次に数学の棚を見た。意図が分からないのだが、数学だけで一列ぶんの棚を使ってる割に無駄と思える面陳列(表紙を向けて本を並べること)が多い。珍しい本の在庫が多いことで評判を積み上げてきたのがジュンク堂なのだから、学術書の棚で面陳列などという無意味なことをするくらいなら在庫を増やした方がいいと思う。背表紙の文字で目当ての本かどうか判断できないという事情は分かるが、最も奥にある棚でやるには、ちょっと空間を無駄に使いすぎていると思う。

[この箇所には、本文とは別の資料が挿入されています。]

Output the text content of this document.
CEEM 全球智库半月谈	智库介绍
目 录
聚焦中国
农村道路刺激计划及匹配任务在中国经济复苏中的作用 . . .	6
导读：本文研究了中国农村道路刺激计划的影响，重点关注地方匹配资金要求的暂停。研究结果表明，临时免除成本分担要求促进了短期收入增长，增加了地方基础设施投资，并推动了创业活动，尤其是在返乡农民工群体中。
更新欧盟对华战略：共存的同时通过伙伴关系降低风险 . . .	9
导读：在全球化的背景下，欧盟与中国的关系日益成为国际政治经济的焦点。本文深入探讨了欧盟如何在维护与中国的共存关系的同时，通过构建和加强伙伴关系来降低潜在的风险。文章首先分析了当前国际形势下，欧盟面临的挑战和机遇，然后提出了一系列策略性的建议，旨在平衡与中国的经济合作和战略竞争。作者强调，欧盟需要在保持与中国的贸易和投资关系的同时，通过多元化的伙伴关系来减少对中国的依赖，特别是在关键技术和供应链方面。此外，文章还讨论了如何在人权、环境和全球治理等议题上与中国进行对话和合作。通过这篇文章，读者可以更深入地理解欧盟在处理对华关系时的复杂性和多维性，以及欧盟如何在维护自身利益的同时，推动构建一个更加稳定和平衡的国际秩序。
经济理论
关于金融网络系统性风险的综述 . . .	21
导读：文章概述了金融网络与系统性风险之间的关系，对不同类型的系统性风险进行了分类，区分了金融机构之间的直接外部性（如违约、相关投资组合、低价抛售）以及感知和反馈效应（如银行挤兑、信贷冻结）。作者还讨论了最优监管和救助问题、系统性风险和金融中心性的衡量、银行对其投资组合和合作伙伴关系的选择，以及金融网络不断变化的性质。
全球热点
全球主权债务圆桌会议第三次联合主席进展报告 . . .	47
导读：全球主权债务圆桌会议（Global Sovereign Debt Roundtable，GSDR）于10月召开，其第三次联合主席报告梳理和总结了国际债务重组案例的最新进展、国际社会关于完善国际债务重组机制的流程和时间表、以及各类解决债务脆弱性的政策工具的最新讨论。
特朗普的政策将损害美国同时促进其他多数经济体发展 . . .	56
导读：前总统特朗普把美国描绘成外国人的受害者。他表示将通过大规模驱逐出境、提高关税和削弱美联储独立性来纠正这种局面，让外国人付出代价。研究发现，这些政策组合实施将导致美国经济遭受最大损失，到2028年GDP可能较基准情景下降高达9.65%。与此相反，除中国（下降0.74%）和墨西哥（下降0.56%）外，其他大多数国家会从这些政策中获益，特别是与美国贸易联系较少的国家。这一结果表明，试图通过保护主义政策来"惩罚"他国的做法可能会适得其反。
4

ちなみに、いつもフェアをやっている長細いエリアが休憩所になっていた。入り口あたりに飲み物の自販機があって、座るテーブルが幾つか置いてある。なにやらテーブルに注意書きがあったので、恐らく他の窓際のテーブルとは違って商品を持ち込んで飲むのはやめてくれとでも書いてあるのだろう。そもそも書店の中で飲食できること自体が異常である(昔の梅田の旭屋書店や、天満橋のジュンク堂みたいに区画がはっきり分かれているならいいが)。それにしても、ちょっと空間の使い方として無駄が多すぎるように思う。空いているエリアの割りにテーブルが少ないのだ。あれは、次の用途が見つかるまでの一時しのぎなのか、それとも何かの小さな前兆なのか(たとえば移転するとか)。

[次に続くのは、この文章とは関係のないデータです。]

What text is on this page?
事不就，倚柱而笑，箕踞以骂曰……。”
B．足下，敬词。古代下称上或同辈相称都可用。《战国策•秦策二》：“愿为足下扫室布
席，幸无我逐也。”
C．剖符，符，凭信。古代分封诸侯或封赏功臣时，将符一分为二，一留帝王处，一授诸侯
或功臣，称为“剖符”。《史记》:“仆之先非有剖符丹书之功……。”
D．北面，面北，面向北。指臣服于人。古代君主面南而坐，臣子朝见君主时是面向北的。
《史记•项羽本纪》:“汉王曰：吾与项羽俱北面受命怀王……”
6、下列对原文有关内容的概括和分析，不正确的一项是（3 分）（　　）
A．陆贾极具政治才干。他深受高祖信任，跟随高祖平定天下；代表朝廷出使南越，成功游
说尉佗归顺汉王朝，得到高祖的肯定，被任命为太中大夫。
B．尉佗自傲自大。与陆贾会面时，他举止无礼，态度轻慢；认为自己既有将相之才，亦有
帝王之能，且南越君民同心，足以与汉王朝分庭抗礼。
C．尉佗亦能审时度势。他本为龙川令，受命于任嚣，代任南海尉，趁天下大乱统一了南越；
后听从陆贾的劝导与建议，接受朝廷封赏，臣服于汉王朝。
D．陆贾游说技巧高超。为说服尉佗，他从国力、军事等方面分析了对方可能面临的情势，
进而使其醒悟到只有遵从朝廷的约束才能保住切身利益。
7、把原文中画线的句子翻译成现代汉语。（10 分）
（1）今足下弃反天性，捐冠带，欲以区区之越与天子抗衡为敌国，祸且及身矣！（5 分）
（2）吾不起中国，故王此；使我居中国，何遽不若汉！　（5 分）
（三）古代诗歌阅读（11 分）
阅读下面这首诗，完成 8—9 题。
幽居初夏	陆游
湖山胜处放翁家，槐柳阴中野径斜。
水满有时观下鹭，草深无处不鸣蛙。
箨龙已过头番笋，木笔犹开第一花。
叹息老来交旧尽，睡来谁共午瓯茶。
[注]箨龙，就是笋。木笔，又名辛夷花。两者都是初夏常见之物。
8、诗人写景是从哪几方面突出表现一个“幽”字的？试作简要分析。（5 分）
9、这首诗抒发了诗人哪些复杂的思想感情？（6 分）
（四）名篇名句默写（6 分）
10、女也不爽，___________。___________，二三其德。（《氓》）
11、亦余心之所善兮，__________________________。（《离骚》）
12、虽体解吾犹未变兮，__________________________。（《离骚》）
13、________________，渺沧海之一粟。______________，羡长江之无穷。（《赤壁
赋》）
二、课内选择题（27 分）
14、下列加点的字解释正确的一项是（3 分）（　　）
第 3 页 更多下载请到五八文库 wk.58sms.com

ともあれ、その後に複雑系やネットワーク理論の棚へ進み、本日は前から気になっていた『流れとかたち』(ベジャン&ゼイン)を買ってきた。もちろん黄金比の関連で、発生論的な議論をどうやって論点先取に落ち込まないで展開できるかに興味があったからだ。言ってしまえば、黄金比なんて実は瑣末な話であって、哲学としては universals に関わる議論として扱う方が有益だし、そうする必要もあると思う。いままでは MD で雑文を出していただけだが、数学の話としても哲学の話としても、もっとまともなレベルで展開しておくことも有益だ。

そして最後に福祉の棚へ立ち寄って、高齢者福祉とか障害の本を眺めて終わった。上下巻で翻訳されている『手話の歴史』(ハーラン・レイン)をいつ買うか決めかねている。